А там, за палатками, возле канавы свалка: толпа схватила двух подозрительных татар и двух русских.
– Вяжи их! От Пугача подосланцы...
– Да что вы, родимые!.. Мы тутошние, казанские...
– Айда, айда! – с криком бегут на скандал мальчишки, спешат солдаты, подкатил на коне офицер.
– Документы! Ах, нету? Забрать!
По луговине ехал верхом долговязый Потемкин.
И так по всей Казани и ее пригородам шла суетливая работа. Впрочем, мало кому верилось, что Пугачев в скором времени придет в Казань. Не верил этой возможности и недавно прибывший сюда Павел Потемкин. Он уже успел послать императрице Екатерине верноподданническое донесение. Между прочим он писал: «Нашел я Казань в столь сильном унынии и ужасе, что весьма трудно было мне удостоверить о безопасности города. Ложные известия о приближении злодея Пугачева к Казани привели в неописуемую робость, начиная от губернатора, почти всех жителей, почти все уже вывозили свои имения, а фамилиям дворян приказано было спасаться. Я не хотел при начале приезда оскорблять губернатора, но говорил ему, что город совершенно безопасен». Далее Потемкин уверял Екатерину, что скорее погибнет, чем допустит разбойника Пугачева атаковать город. «Я предлагал губернатору, что если он имеет хотя малый деташемент, человек в пятьсот, то я приемлю на себя идти навстречу злодею. По первому известию о приближении его от Вятки к Казани, я тотчас выступлю с помянутым деташементом».
Все это был лишь бахвальный дребезг слов. Еще не успеет донесение дойти до Екатерины, как автор его окажет все признаки подлинной трусости.
– Вот вам, пожалуйста, – говорил Потемкину губернатор Брант, представляя письмо татарина Ахмаметова, уведомлявшего, что 4 июля Пугачев со своей толпой стоял в экономическом селе Мамадыше. – А сегодня у нас уже седьмое июля.
Разговор происходил в кабинете губернатора. Потемкин, не знавший географии края, тотчас уткнулся в карту и, найдя Мамадыш, воскликнул:
– Не верю! Ложь!.. Господин губернатор, ваш татарин врет. Он или пугачевец, или вообще нечестный человек.
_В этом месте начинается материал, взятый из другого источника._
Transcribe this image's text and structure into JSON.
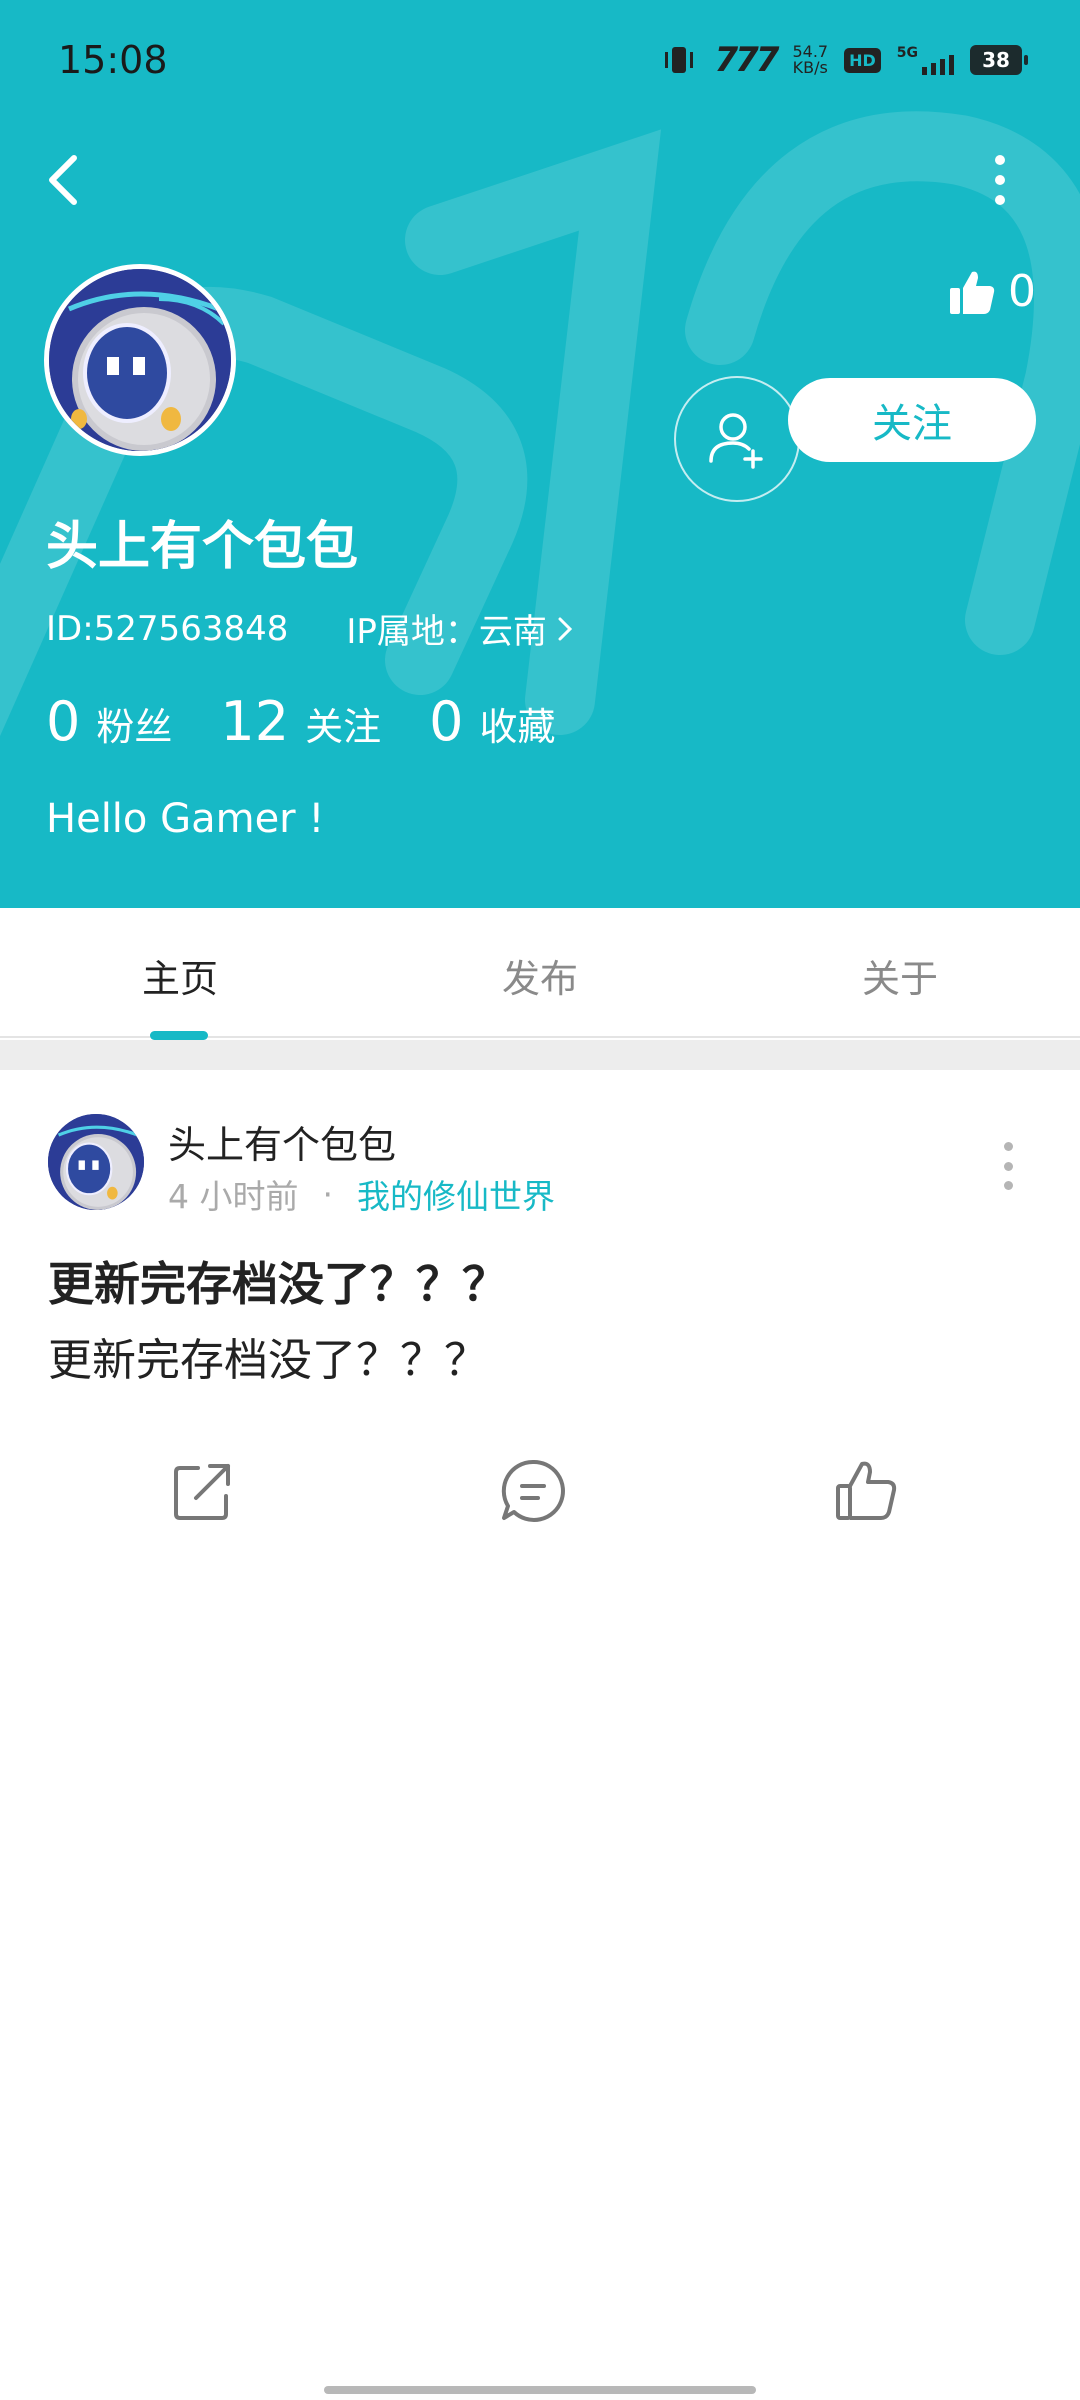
{
  "status_bar": {
    "time": "15:08",
    "network_speed_value": "54.7",
    "network_speed_unit": "KB/s",
    "hd_label": "HD",
    "network_type": "5G",
    "battery": "38"
  },
  "profile": {
    "username": "头上有个包包",
    "id_text": "ID:527563848",
    "ip_text": "IP属地：云南",
    "like_count": "0",
    "follow_label": "关注",
    "stats": [
      {
        "num": "0",
        "label": "粉丝"
      },
      {
        "num": "12",
        "label": "关注"
      },
      {
        "num": "0",
        "label": "收藏"
      }
    ],
    "bio": "Hello Gamer !"
  },
  "tabs": [
    {
      "label": "主页",
      "active": true
    },
    {
      "label": "发布",
      "active": false
    },
    {
      "label": "关于",
      "active": false
    }
  ],
  "post": {
    "author": "头上有个包包",
    "time": "4 小时前",
    "separator": "·",
    "game": "我的修仙世界",
    "title": "更新完存档没了？？？",
    "body": "更新完存档没了？？？"
  },
  "colors": {
    "accent": "#17b9c6",
    "text": "#222222",
    "muted": "#aaaaaa"
  },
  "icons": [
    "back-icon",
    "more-icon",
    "thumbs-up-icon",
    "add-friend-icon",
    "share-icon",
    "comment-icon",
    "like-icon"
  ]
}
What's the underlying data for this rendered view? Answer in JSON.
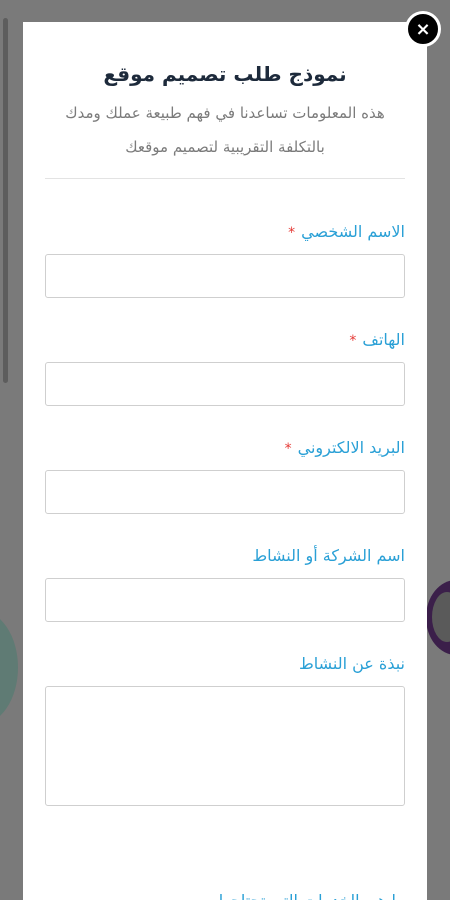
{
  "modal": {
    "close_label": "×",
    "title": "نموذج طلب تصميم موقع",
    "subtitle": "هذه المعلومات تساعدنا في فهم طبيعة عملك ومدك بالتكلفة التقريبية لتصميم موقعك"
  },
  "form": {
    "required_mark": "*",
    "fields": [
      {
        "label": "الاسم الشخصي",
        "required": true,
        "value": "",
        "placeholder": ""
      },
      {
        "label": "الهاتف",
        "required": true,
        "value": "",
        "placeholder": ""
      },
      {
        "label": "البريد الالكتروني",
        "required": true,
        "value": "",
        "placeholder": ""
      },
      {
        "label": "اسم الشركة أو النشاط",
        "required": false,
        "value": "",
        "placeholder": ""
      },
      {
        "label": "نبذة عن النشاط",
        "required": false,
        "value": "",
        "placeholder": ""
      }
    ],
    "next_label_partial": "ما هي الخدمات التي تحتاجها"
  }
}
Да посудите сами: ведь от Мамадыша до Казани по прямой линии полтораста верст.
– Ну, по прямой линии Пугачев вряд ли пойдет... а дорогой до нас верст двести. Это ему на пять, на шесть переходов. Значит, дня через три злодей может оказаться здесь... Как снег на голову!..
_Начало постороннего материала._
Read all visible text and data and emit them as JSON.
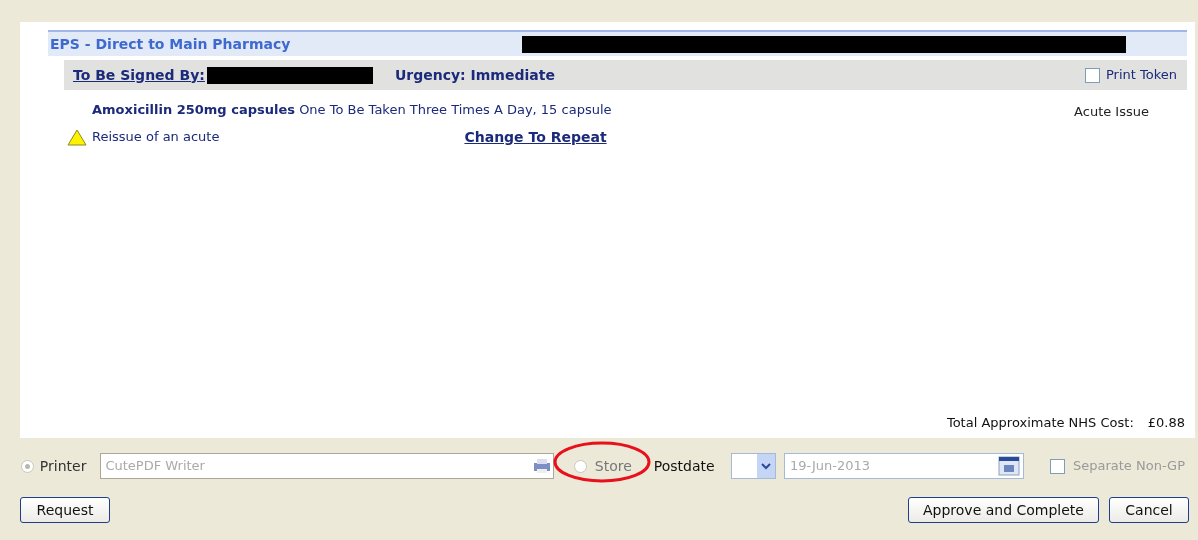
{
  "header": {
    "title": "EPS - Direct to Main Pharmacy"
  },
  "signing": {
    "label": "To Be Signed By:",
    "urgency": "Urgency: Immediate",
    "print_token": {
      "label": "Print Token",
      "checked": false
    }
  },
  "items": [
    {
      "drug": "Amoxicillin 250mg capsules",
      "dosage": "One To Be Taken Three Times A Day, 15 capsule",
      "issue_type": "Acute Issue",
      "warning": "Reissue of an acute",
      "action": "Change To Repeat"
    }
  ],
  "total": {
    "label": "Total Approximate NHS Cost:",
    "value": "£0.88"
  },
  "output": {
    "options": [
      {
        "label": "Printer",
        "selected": true
      },
      {
        "label": "Store",
        "selected": false
      }
    ],
    "printer": {
      "value": "CutePDF Writer"
    },
    "postdate": {
      "label": "Postdate",
      "date": "19-Jun-2013"
    },
    "separate": {
      "label": "Separate Non-GP",
      "checked": false
    }
  },
  "buttons": {
    "left": [
      "Request"
    ],
    "right": [
      "Approve and Complete",
      "Cancel"
    ]
  }
}
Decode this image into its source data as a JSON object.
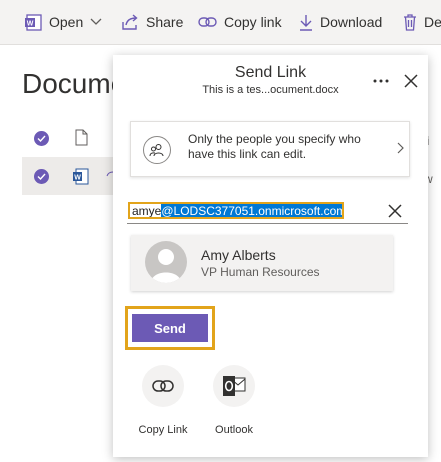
{
  "toolbar": {
    "open_label": "Open",
    "share_label": "Share",
    "copy_link_label": "Copy link",
    "download_label": "Download",
    "delete_label": "De"
  },
  "background": {
    "page_title": "Documents",
    "row1_right_text": "li",
    "row2_right_text": "w"
  },
  "panel": {
    "title": "Send Link",
    "subtitle": "This is a tes...ocument.docx",
    "permission_text": "Only the people you specify who have this link can edit.",
    "to_typed": "amye",
    "to_autocomplete": "@LODSC377051.onmicrosoft.com",
    "suggestion": {
      "name": "Amy Alberts",
      "role": "VP Human Resources"
    },
    "send_label": "Send",
    "share_options": [
      {
        "label": "Copy Link",
        "icon": "link-icon"
      },
      {
        "label": "Outlook",
        "icon": "outlook-icon"
      }
    ]
  },
  "colors": {
    "accent": "#6c5ab5",
    "highlight_outline": "#e2a41b",
    "selection": "#0078d4"
  }
}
В глазах Потемкина зарябило. «А мое донесение! Боже, что подумает императрица?!» Спотыкаясь на гладком ковре длинными, вдруг одрябшими ногами, сказал:
– Что же вы предприняли в смысле пресечения злодею пути?
– Мною послан навстречу деташемент в двести человек карабинеров и пехоты при одном орудии.
– Мало, мало, ваше превосходительство!
– Может быть... Но не могу же я оставить город без войска, – ответил губернатор и, пожевав губами, вперил глаза в заметно взволнованное лицо Потемкина. – Я бы мог, конечно, выделить еще человек пятьсот и бросить навстречу злодейской толпе, да беда моя, нет у меня искусных военачальников. Вот вы, Павел Сергеевич, вы вояка... Возьмитесь-ка за сию патриотическую миссию да потреплите хорошенько злодеев в поле! Впереди вы, позади Михельсон. Прославленным героем были бы.
Потемкин побледнел, ему померещилась злодейская виселица, и сердце его еще более заскучало. Что за черт! Этот старикашка Брант либо колдун, либо... прочел, каналья, его, Потемкина, донесение императрице.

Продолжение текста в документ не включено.